Pengendara Keluhkan Dishub Bone, Diminta Membayar Rp 130 Ribu

7/30/2021 | 19:17 WIB

Bagikan:

Musriandi


INSTINGJURNALIS.Com--Pengemudi angkutan mulai mengeluhkan operasi pemeriksaan surat-surat kendaraan yang dilakukan oleh Dinas Perhubungan (Dishub) Kabupaten Bone. Pengendara merasa keberatan dengan penarikan biaya yang dilakukan oleh pegawai Dishub. Pengendara diminta untuk membayar denda dengan alasan surat kendaraan sudah kadaluarsa. 


"Saya dimintai uang sebesar Rp.130 Ribu dengan alasan surat-surat mobil saya mati," kata Arya salah satu sopi angkutan barang, ia menyebutkan dalam operasi itu tidak melibatkan pihak Kepolisian. 


Menanggapi hal itu, Kabid LLAJ Dishub Kabupaten Bone, Sutardy mengatakan biaya pembayaran yang dilakukan oleh anggotanya bagian dari biaya Kartu Pengawasan Jalan atau Kartu Kuning. 


Ia menyebutkan, biaya tersebut merupakan partisipasi dari pihak ketiga. Pengendara diwajibkan membayar Rp.10 ribu setiap bulan. 


"Pembayaran itu adalah biaya pembuatan kartu kuning yang sebenarnya biaya partisipasi dari masyarakat pengguna jalan dari sumbangan pihak ke-tiga.

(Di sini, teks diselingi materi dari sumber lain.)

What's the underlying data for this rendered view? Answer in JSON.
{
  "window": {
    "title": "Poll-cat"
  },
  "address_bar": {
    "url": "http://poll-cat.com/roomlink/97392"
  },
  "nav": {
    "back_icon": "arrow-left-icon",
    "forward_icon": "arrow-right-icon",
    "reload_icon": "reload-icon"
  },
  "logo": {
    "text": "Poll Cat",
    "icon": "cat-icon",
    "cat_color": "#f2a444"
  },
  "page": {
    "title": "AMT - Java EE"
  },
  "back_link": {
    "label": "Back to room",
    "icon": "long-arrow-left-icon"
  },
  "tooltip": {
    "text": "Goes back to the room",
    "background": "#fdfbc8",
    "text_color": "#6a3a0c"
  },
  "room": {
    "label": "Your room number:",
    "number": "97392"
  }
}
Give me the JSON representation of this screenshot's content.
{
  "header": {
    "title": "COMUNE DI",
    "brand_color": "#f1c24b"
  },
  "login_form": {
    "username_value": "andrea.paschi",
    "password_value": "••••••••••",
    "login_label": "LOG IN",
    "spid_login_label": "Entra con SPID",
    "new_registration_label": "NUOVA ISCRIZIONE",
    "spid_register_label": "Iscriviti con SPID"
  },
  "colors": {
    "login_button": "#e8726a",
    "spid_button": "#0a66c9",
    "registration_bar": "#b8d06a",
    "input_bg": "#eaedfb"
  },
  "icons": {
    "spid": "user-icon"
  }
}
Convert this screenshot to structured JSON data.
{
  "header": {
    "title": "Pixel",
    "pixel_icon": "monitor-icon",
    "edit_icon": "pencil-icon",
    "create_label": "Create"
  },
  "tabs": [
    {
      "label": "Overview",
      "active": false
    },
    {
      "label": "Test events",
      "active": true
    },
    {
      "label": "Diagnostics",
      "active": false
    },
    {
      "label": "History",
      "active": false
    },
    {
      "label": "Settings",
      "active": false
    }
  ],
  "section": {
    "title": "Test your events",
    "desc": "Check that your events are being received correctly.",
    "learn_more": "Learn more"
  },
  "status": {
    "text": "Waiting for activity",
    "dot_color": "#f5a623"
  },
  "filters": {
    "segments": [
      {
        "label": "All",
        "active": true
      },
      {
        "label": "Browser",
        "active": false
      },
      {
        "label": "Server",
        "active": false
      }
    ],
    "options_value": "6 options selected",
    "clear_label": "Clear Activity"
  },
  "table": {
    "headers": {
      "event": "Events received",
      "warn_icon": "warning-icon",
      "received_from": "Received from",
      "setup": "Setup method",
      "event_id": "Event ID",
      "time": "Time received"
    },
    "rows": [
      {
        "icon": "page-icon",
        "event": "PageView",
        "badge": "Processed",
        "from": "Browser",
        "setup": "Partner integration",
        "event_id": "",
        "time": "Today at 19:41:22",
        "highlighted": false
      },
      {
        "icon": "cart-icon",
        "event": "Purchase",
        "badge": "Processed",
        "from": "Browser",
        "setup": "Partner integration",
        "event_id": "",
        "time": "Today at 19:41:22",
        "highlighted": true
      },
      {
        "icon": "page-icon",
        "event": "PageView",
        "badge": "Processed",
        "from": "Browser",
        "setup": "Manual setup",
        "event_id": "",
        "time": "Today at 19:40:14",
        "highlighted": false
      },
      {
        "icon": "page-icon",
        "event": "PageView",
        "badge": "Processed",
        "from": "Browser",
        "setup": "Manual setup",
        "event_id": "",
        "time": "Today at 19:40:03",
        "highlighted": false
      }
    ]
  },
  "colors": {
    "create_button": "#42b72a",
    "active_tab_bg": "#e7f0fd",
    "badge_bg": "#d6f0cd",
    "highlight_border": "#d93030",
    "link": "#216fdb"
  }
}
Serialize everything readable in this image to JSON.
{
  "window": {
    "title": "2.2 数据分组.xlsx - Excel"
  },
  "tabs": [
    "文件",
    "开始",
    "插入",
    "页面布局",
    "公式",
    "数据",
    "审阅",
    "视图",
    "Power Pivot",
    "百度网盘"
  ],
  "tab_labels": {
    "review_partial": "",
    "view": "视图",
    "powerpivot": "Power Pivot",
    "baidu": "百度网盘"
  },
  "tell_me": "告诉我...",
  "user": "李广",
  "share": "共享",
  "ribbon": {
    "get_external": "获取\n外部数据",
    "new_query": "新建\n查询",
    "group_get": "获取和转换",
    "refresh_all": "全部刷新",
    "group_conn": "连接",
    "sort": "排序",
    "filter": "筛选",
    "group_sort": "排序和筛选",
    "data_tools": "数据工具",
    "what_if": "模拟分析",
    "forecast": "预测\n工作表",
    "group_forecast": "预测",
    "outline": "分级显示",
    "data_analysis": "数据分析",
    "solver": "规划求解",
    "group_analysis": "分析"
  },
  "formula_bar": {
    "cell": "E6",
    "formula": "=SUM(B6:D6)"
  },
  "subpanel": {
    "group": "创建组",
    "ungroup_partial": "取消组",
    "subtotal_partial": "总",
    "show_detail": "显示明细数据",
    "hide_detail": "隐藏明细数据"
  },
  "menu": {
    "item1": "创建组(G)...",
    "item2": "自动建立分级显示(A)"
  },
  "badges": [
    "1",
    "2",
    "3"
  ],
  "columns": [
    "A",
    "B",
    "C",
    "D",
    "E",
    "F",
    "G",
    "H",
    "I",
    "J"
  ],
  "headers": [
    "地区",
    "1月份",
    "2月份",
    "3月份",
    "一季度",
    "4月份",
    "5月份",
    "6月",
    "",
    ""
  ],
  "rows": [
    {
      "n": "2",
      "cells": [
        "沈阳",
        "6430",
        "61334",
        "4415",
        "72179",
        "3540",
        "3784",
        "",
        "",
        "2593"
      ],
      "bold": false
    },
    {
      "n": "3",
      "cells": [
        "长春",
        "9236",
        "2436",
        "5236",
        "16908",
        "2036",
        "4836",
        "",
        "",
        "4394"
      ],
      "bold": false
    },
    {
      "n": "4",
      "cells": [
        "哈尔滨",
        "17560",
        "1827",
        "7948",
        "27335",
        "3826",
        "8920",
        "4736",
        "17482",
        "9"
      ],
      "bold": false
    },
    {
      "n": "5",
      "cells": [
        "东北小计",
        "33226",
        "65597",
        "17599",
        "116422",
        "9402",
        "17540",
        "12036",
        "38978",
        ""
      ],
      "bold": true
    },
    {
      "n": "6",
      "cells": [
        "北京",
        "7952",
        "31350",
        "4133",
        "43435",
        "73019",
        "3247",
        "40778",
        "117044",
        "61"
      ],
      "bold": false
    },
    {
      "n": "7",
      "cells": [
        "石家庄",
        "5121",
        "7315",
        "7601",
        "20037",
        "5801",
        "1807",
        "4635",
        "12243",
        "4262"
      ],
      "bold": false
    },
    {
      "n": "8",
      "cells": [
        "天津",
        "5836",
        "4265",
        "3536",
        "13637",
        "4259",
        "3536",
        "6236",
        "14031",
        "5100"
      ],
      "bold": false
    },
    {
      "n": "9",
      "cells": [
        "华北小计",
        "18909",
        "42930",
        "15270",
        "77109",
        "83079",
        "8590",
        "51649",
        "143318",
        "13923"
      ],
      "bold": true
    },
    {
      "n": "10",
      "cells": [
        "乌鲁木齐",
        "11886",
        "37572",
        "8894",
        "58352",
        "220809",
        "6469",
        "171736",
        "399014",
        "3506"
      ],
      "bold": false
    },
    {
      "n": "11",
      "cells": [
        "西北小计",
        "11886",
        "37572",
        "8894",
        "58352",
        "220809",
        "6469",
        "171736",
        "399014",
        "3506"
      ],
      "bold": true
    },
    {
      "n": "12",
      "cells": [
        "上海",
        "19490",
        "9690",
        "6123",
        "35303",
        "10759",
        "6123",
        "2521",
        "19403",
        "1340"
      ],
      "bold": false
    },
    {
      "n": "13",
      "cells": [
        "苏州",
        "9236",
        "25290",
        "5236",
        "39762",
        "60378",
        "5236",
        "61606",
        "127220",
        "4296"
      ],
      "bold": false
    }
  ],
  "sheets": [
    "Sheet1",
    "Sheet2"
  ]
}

"Kalau menghitung di bawah standar restribusi itu atau perhitungan estimasi terendahnya standar 10.000-an untuk satu bulan, namun kita itu hitung untuk jangka satu tahun karena kartu kuning itu berlaku satu tahun," kata Sutardy, Kamis (29/07/2021). 


Pembayaran tersebut tidak menentu, menurutnya hal tersebut tergantung anggota yang melakukan di lapangan. 


"Kartu kuning atau kartu ijin pengawasan angkutan barang ini diwajibkan karena ada Perdanya tentang angkutan jalan umum. Sementara untuk biaya pembuatannya atau biaya administrasi tidak menentu, RP 10 ribu per bulan/Rp 120 ribu pertahu dan terkadang juga di bawahnya, tergantung dari koordinasi anak-anak di lapangan dan partisipasinya yang diberikan oleh pengendara," tambahnya. 


Sementara itu, pihak Kepolisian Polres Bone melalui Satlantas menuding jika kegiatan razia yang dilakukan oleh Dishub Bone bagian dari pelanggaran dan bertentangan dengan UU No 22 Tahun 2009.


"Tidak diperbolehkan semua ada tupoksi, ini salah satunya diatur mengenai kewenangan petugas Dinas Perhubungan pasal 262 bunyi Pasal 262 UU No. 22 Tahun 2009," kata Kasat Lantas Polres Bone, AKP Mustari, Kamis (29/07/2021). 


Menanggapi operasi tanpa didampingi pihak polisi, Sutardy mengaku hal itu keliru. Karena katanya, sweeping dan menghentikan pengendara adalah wajar dan tidak melakukan penilangan. Menurutnya, pemberhentian kendaraan itu bagian dari upaya penarikan retribusi. 


"Memeriksa surat ijin pengawasan angkutannya dan KIR-nya adalah Hal wajar, kami tidak melakukan penilangan hanya membantu masyarakat untuk dalam bentuk pelayanan pengurusan surat-surat dan mengarahkannya ketempat tes uji kendaraan," tutup Sutardy.